Os Limites da Democracia
“Se os pobres votassem para que os bens dos ricos fossem distribuídos entre eles, não seria isso uma injustiça?” Aristóteles
O que é democracia? Um sistema onde as decisões tomadas pelo governo têm que passar pela aprovação da maioria da sociedade. Isso é, pelo menos em princípio. Na democracia clássica, aquela praticada em Atenas na Grécia antiga, todos os cidadãos têm direito a voto direto nas decisões tomadas pelo Estado; a democracia moderna se aproxima mais de uma república, onde a sociedade expressa seus interesses através de representantes eleitos.
O sistema democrático, especialmente o representativo, tem falhas inerentes a ele próprio, tanto quanto o ser humano tem falhas – trata-se de algo natural. Muitas ditaduras usaram o argumento de que uma democracia “não tem o poder de agir decisivamente” para ganhar o apoio do povo em momentos de necessidade. Na verdade, a democracia, ao dar a todos ao menos uma possibilidade de ação, tende a contrabalançar essas falhas naturais, onde uma ditadura tende a realçá-las, pois não há ninguém para se opor.
Assumimos hoje que a democracia é a melhor forma de governo que já foi testada. Até este ponto, as únicas pessoas que se irritaram ao ler este artigo foram aquelas que defendem um governo forte para “dar rumo” à sociedade. Mas não se aflijam – o objetivo aqui não é defender a democracia, mas discutir a frágil relação entre o poder popular e a liberdade individual.
É amplamente considerado, hoje em dia, que o fato de eleger um representante para atender aos interesses de um grupo é algo legítimo. Por exemplo: um grupo de cidadãos de uma cidade concordam em apoiar a candidatura de determinado vereador, sabendo que, se eleito, esse vereador vai fazer com que a máquina do Estado penda para o lado daquele grupo, através de leis. Esse é, sem dúvida, o princípio fundamental da democracia. Mas será que é só isso?
Como já foi lembrado muitas vezes anteriormente, o Estado não é uma entidade auto-suficiente – ela funciona com recursos tirados na marra daqueles que trabalham gerando riquezas. Esses trabalhadores, empresários etc. pagam tanto quanto qualquer outro, mas pode ser que não tenham número ou organização suficiente para eleger um representante seu. Como fica então? Será que, por ter maior poder político, aquele grupo que se organizou pode usar os recursos tirados de todos para fins que lhes dêem vantagem? Será que é justo que eles usem o Estado para interferir nas liberdades do segundo grupo?

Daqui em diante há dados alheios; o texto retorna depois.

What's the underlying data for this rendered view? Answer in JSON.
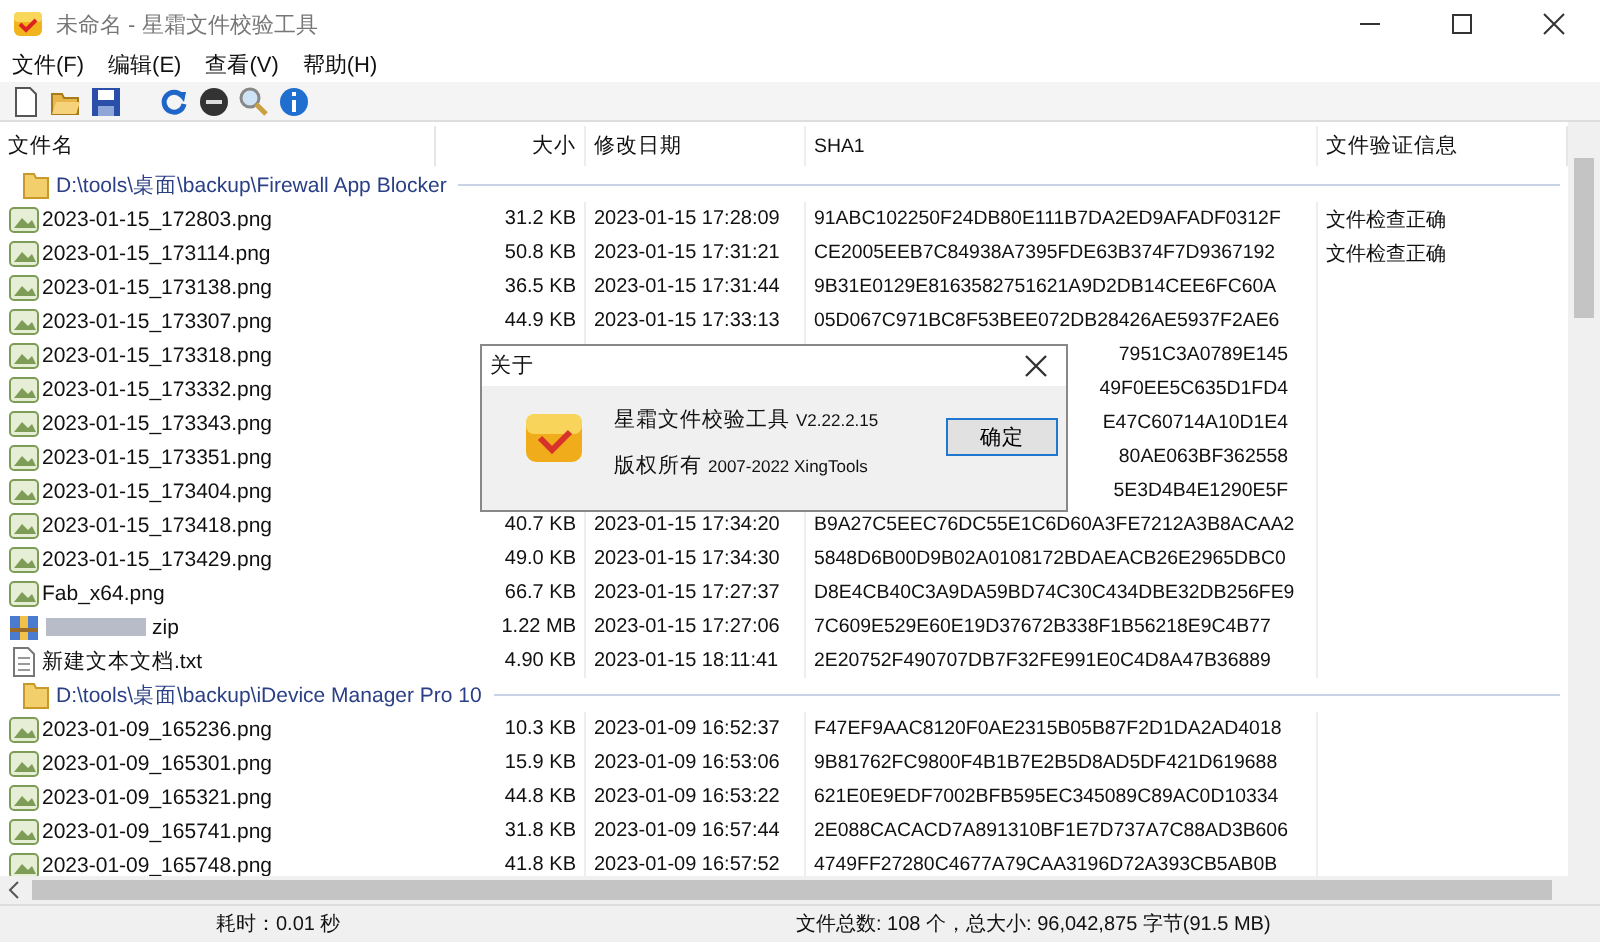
{
  "window": {
    "title": "未命名 - 星霜文件校验工具"
  },
  "menu": [
    "文件(F)",
    "编辑(E)",
    "查看(V)",
    "帮助(H)"
  ],
  "table": {
    "columns": [
      {
        "label": "文件名",
        "kind": "name"
      },
      {
        "label": "大小",
        "kind": "size"
      },
      {
        "label": "修改日期",
        "kind": "date"
      },
      {
        "label": "SHA1",
        "kind": "sha"
      },
      {
        "label": "文件验证信息",
        "kind": "info"
      }
    ],
    "rows": [
      {
        "kind": "folder",
        "name": "D:\\tools\\桌面\\backup\\Firewall App Blocker"
      },
      {
        "kind": "image",
        "name": "2023-01-15_172803.png",
        "size": "31.2 KB",
        "date": "2023-01-15 17:28:09",
        "sha": "91ABC102250F24DB80E111B7DA2ED9AFADF0312F",
        "info": "文件检查正确"
      },
      {
        "kind": "image",
        "name": "2023-01-15_173114.png",
        "size": "50.8 KB",
        "date": "2023-01-15 17:31:21",
        "sha": "CE2005EEB7C84938A7395FDE63B374F7D9367192",
        "info": "文件检查正确"
      },
      {
        "kind": "image",
        "name": "2023-01-15_173138.png",
        "size": "36.5 KB",
        "date": "2023-01-15 17:31:44",
        "sha": "9B31E0129E8163582751621A9D2DB14CEE6FC60A"
      },
      {
        "kind": "image",
        "name": "2023-01-15_173307.png",
        "size": "44.9 KB",
        "date": "2023-01-15 17:33:13",
        "sha": "05D067C971BC8F53BEE072DB28426AE5937F2AE6"
      },
      {
        "kind": "image",
        "name": "2023-01-15_173318.png",
        "sha_tail": "7951C3A0789E145"
      },
      {
        "kind": "image",
        "name": "2023-01-15_173332.png",
        "sha_tail": "49F0EE5C635D1FD4"
      },
      {
        "kind": "image",
        "name": "2023-01-15_173343.png",
        "sha_tail": "E47C60714A10D1E4"
      },
      {
        "kind": "image",
        "name": "2023-01-15_173351.png",
        "sha_tail": "80AE063BF362558"
      },
      {
        "kind": "image",
        "name": "2023-01-15_173404.png",
        "sha_tail": "5E3D4B4E1290E5F"
      },
      {
        "kind": "image",
        "name": "2023-01-15_173418.png",
        "size": "40.7 KB",
        "date": "2023-01-15 17:34:20",
        "sha": "B9A27C5EEC76DC55E1C6D60A3FE7212A3B8ACAA2"
      },
      {
        "kind": "image",
        "name": "2023-01-15_173429.png",
        "size": "49.0 KB",
        "date": "2023-01-15 17:34:30",
        "sha": "5848D6B00D9B02A0108172BDAEACB26E2965DBC0"
      },
      {
        "kind": "image",
        "name": "Fab_x64.png",
        "size": "66.7 KB",
        "date": "2023-01-15 17:27:37",
        "sha": "D8E4CB40C3A9DA59BD74C30C434DBE32DB256FE9"
      },
      {
        "kind": "zip",
        "name": "zip",
        "size": "1.22 MB",
        "date": "2023-01-15 17:27:06",
        "sha": "7C609E529E60E19D37672B338F1B56218E9C4B77"
      },
      {
        "kind": "text",
        "name": "新建文本文档.txt",
        "size": "4.90 KB",
        "date": "2023-01-15 18:11:41",
        "sha": "2E20752F490707DB7F32FE991E0C4D8A47B36889"
      },
      {
        "kind": "folder",
        "name": "D:\\tools\\桌面\\backup\\iDevice Manager Pro 10"
      },
      {
        "kind": "image",
        "name": "2023-01-09_165236.png",
        "size": "10.3 KB",
        "date": "2023-01-09 16:52:37",
        "sha": "F47EF9AAC8120F0AE2315B05B87F2D1DA2AD4018"
      },
      {
        "kind": "image",
        "name": "2023-01-09_165301.png",
        "size": "15.9 KB",
        "date": "2023-01-09 16:53:06",
        "sha": "9B81762FC9800F4B1B7E2B5D8AD5DF421D619688"
      },
      {
        "kind": "image",
        "name": "2023-01-09_165321.png",
        "size": "44.8 KB",
        "date": "2023-01-09 16:53:22",
        "sha": "621E0E9EDF7002BFB595EC345089C89AC0D10334"
      },
      {
        "kind": "image",
        "name": "2023-01-09_165741.png",
        "size": "31.8 KB",
        "date": "2023-01-09 16:57:44",
        "sha": "2E088CACACD7A891310BF1E7D737A7C88AD3B606"
      },
      {
        "kind": "image",
        "name": "2023-01-09_165748.png",
        "size": "41.8 KB",
        "date": "2023-01-09 16:57:52",
        "sha": "4749FF27280C4677A79CAA3196D72A393CB5AB0B"
      }
    ]
  },
  "dialog": {
    "title": "关于",
    "app_name": "星霜文件校验工具",
    "version": "V2.22.2.15",
    "copyright_label": "版权所有",
    "copyright": "2007-2022 XingTools",
    "button": "确定"
  },
  "status_bar": [
    "耗时：0.01 秒",
    "文件总数: 108 个，总大小: 96,042,875 字节(91.5 MB)"
  ]
}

É aí que se encontra o dilema da democracia em uma sociedade livre – respeitar os direitos de todos, e ao mesmo tempo garantir que os governantes passem por uma substituição periódica, mantendo-os subordinados à vontade da população. Como evitar que grupos de interesse monopolizem o governo, prejudicando outros em favor próprio? A única solução para esse problema, que não passe pela anarquia, é a solidez das instituições: em qualquer constituição deve estar bem especificado o papel do Estado e dos representantes eleitos. O respeito a essas regras deve ser dever de todos, e as violações punidas exemplarmente.

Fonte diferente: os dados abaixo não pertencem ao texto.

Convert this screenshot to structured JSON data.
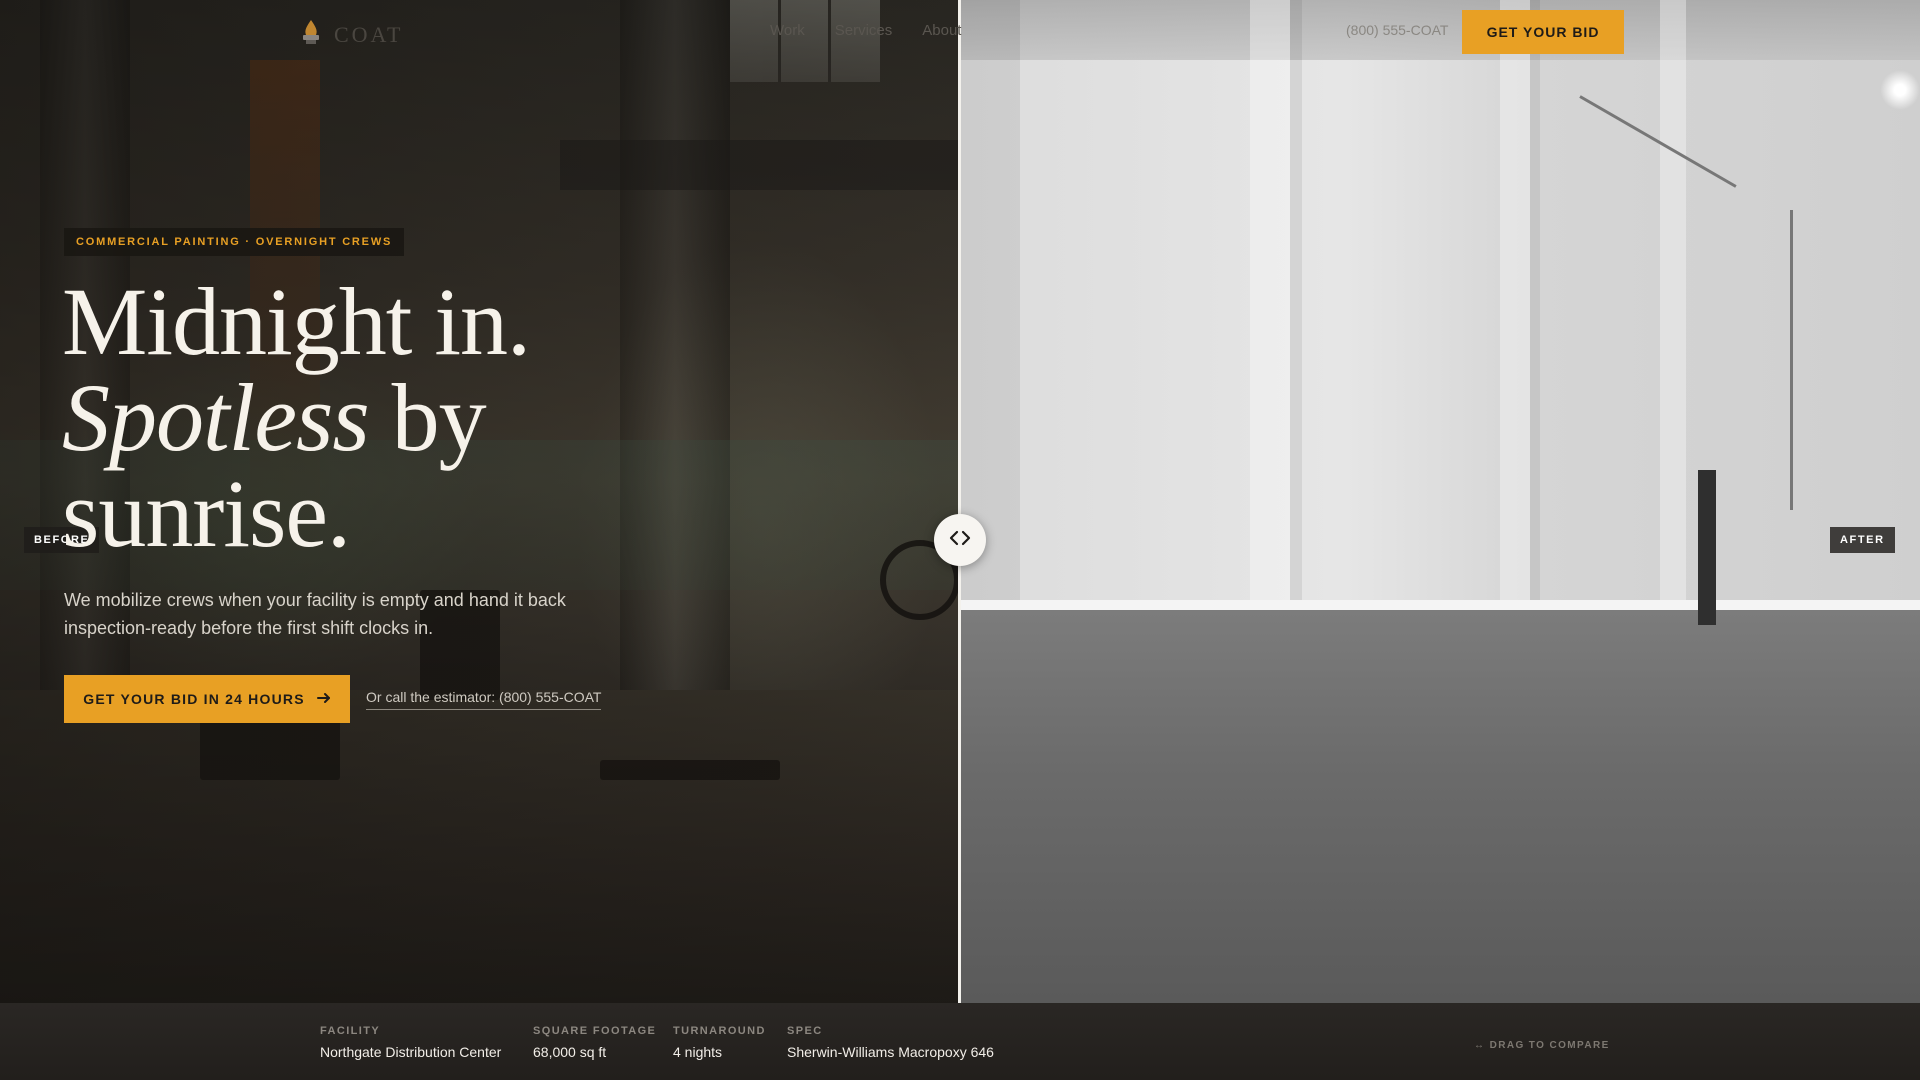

A Constituição brasileira, elogiada pela imensa maioria dos acadêmicos e políticos brasileiros, é um autêntico livro de terror para um liberal, pois atribui ao Estado um número enorme de responsabilidades “politicamente corretas” bastante genéricas, e que dão amplo espaço para distribuição desigual de impostos da maneira que mais agradar aos representantes.
Portanto, como se não bastassem os problemas inerentes à democracia representativa, entre os quais se destacam a corrupção e o uso de poder em benefício próprio, a própria estrutura do sistema de governo democrático-representativo brasileiro dá margem para que os representantes usem o dinheiro público como eles – ou suas bases de apoio – bem entenderem.
A maior necessidade do Brasil neste momento é uma profunda reforma estrutural, que dê mais espaço para o indivíduo exercer seus direitos e menos poder ao Estado e seus agentes para decidir os rumos da vida nacional. Novamente, devemos lembrar que os nossos governantes são empregados e não patrões – eles foram eleitos por um certo grupo de cidadãos, mas são subordinados à toda a sociedade, e portanto devem servir a ela como um todo. Afinal, como dizia um tal de James Bovard: “Democracia deve ser alguma coisa mais do que dois lobos e um cordeiro votando o que comer no jantar.”